This dissertation develops flexible and computationally efficient Bayesian mixture modeling methods for various types of renewal processes. Renewal processes are temporal point process models whose stochastic mechanism focuses on the times between successive events, or inter-arrival times. They have been applied in a variety of fields, including system reliability, earthquake recurrence modeling, and analysis of neural spike-trains. The homogeneous renewal process assumes that the inter-arrival times are independent and identically distributed, being a generalization of the homogeneous Poisson process where inter-arrival times are exponentially distributed. Various extensions of this basic model have been proposed, of which discrete marks and time-varying hazards are relevant to this work.

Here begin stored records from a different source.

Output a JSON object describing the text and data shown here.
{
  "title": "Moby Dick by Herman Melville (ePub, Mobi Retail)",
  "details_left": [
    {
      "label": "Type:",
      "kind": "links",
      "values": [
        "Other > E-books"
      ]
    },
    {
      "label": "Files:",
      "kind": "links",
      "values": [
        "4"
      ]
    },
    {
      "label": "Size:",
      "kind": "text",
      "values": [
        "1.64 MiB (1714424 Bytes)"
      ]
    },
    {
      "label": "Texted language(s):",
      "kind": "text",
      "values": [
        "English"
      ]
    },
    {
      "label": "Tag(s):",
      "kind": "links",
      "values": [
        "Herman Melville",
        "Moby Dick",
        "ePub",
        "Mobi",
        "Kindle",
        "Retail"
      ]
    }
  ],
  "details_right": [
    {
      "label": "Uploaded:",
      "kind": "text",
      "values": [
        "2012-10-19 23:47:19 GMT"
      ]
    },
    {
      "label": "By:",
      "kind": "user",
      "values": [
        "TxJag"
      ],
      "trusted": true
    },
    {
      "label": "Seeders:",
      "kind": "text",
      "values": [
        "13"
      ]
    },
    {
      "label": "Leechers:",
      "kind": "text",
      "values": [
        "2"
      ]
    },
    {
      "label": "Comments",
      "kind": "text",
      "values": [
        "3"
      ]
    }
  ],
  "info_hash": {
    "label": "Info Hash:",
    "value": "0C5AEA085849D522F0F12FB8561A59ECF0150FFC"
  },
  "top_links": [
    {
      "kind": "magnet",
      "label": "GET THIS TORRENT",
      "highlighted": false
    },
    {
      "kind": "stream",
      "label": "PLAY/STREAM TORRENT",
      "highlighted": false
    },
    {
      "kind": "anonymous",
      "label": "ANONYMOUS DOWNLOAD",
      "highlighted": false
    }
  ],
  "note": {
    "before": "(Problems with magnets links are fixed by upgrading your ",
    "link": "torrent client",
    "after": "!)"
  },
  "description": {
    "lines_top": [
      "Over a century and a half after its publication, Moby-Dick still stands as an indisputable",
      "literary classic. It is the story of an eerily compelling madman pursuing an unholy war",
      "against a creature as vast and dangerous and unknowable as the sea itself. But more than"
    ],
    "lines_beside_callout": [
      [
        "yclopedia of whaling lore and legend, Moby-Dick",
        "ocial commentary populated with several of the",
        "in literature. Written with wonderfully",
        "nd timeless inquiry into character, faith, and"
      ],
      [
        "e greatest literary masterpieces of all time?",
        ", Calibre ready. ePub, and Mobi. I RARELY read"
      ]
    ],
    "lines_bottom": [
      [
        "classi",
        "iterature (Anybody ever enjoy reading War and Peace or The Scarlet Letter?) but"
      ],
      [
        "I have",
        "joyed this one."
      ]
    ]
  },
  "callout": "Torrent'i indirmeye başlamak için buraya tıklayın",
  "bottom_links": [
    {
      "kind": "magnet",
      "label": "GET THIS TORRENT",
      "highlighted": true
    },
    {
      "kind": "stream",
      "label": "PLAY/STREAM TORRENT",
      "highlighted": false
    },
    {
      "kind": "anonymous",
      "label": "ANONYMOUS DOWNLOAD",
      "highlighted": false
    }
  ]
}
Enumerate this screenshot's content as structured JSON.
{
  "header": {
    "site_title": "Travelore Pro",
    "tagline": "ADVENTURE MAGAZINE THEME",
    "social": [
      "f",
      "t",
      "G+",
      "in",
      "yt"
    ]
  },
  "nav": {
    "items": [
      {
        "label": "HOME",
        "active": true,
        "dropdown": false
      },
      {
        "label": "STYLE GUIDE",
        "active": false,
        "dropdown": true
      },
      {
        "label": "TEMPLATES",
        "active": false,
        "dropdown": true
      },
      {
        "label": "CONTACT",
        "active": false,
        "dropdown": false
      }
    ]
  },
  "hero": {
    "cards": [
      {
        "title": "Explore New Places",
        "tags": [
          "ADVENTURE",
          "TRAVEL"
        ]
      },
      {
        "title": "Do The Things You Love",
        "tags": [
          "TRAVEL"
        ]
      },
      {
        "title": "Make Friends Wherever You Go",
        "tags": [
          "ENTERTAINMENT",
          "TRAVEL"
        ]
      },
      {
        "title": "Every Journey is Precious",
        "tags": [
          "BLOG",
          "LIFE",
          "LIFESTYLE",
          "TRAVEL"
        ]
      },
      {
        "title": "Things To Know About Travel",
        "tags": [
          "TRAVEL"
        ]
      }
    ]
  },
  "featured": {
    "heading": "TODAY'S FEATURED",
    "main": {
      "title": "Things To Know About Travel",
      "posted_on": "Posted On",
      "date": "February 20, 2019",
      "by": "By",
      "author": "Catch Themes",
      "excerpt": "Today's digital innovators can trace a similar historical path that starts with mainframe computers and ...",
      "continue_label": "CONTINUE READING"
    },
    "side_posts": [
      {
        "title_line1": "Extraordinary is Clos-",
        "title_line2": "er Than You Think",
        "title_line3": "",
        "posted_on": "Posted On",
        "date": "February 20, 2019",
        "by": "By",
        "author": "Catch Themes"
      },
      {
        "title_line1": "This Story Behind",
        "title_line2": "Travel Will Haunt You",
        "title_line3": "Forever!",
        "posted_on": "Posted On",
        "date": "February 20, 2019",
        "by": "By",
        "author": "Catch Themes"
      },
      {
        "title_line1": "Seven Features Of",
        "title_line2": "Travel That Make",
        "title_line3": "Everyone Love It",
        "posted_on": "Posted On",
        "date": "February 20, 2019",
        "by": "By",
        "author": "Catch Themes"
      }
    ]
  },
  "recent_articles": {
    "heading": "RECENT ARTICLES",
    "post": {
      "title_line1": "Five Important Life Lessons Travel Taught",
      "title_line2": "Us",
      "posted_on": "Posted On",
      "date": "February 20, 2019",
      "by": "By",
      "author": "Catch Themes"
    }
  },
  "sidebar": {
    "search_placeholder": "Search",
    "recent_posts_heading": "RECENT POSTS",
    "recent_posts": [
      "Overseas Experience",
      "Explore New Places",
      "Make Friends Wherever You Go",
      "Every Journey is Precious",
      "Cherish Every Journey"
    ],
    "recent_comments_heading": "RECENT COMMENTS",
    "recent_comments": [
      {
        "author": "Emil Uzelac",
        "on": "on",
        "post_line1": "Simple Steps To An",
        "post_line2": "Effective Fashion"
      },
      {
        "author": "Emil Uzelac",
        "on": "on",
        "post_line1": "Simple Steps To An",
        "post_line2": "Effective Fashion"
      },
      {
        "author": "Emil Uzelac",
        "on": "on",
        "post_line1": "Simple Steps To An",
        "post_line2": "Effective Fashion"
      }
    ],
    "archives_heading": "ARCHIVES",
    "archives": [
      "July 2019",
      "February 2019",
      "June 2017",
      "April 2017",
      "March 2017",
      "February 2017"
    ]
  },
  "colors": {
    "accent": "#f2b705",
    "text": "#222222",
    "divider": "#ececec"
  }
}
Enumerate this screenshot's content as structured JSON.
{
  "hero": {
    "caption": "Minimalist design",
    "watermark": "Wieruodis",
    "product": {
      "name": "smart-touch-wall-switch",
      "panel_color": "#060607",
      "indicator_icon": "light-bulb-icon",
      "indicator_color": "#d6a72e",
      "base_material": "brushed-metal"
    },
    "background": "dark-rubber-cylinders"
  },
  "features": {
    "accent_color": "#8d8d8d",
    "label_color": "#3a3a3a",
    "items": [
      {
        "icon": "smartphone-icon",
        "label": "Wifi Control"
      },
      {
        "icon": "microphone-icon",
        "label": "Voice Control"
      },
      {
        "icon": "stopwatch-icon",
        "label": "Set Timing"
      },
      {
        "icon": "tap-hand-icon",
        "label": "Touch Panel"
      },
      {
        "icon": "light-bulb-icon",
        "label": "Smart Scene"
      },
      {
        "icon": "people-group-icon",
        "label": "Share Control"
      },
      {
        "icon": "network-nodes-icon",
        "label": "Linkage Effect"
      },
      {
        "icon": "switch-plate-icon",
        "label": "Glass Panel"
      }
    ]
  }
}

We first propose a Bayesian nonparametric mixture modeling framework for homogeneous renewal process densities. Selection of the mixture kernel and prior specification are guided by specific features of renewal processes. The definition of a renewal process requires finite mean for the inter-arrival time distribution. We discuss sufficient conditions to satisfy this constraint. In addition, event clustering behavior is often of interest in analyzing renewal process point patterns. Clustering behavior is assessed through the renewal function, which can be obtained from the Laplace transform of the inter-arrival time density, hence kernels with analytical Laplace transform expressions are preferred. We present model details using the gamma density kernel, requiring only a minor restriction on prior hyperparameters to satisfy the finite mean requirement. Motivated by the application area of earthquake recurrence modeling, we also develop a model for decreasing density shapes using a uniform mixture kernel.
Markov renewal processes are a generalization of the homogeneous case where discrete state information is observed with each event. Transitions from one state to another are governed by a Markov chain, and inter-arrival times arise conditionally from transition-specific distributions. For example, earthquake recurrence characteristics may depend on whether the observed magnitudes exceed certain thresholds. Conventional estimation methods for Markov renewal models treat each transition case independently, which facilitates convenient computation but may ignore underlying structure or similarities between cases. Using as foundation the nonparametric mixture modeling framework developed for homogeneous renewal processes, we propose a novel modeling approach for Markov renewal processes where dependence between transition cases is captured through a dependent nonparametric prior. Our proposed framework contains both the homogeneous renewal process and the conventional Markov renewal process as special limiting cases, allowing the degree and nature of dependence to be studied. This method is particularly useful in earthquake recurrence models, where the additional inferences provided by our model reveal interesting patterns in how earthquake magnitudes affect recurrence times. We explore model properties through simulated data and then compare several models applied to an earthquake dataset from Southern California.
Certain extensions of the homogeneous renewal process, such as the time-varying modulated renewal process, are defined in terms of the inter-arrival hazard rate function rather than the density. In these settings, a flexible model applied directly to the hazard function can be more easily adapted to such extensions. Additionally, prior information in some applications may be more naturally expressed on the hazard scale, which may be difficult to integrate into a density-oriented model. We propose a novel basis representation model for hazard functions, using log-logistic hazard basis functions and a nonparametric prior model for the basis coefficients. The result is a flexible and computationally efficient model for renewal process hazard functions. To demonstrate its tractability as a foundation for renewal process extensions, we formulate a nonparametric model for modulated renewal processes.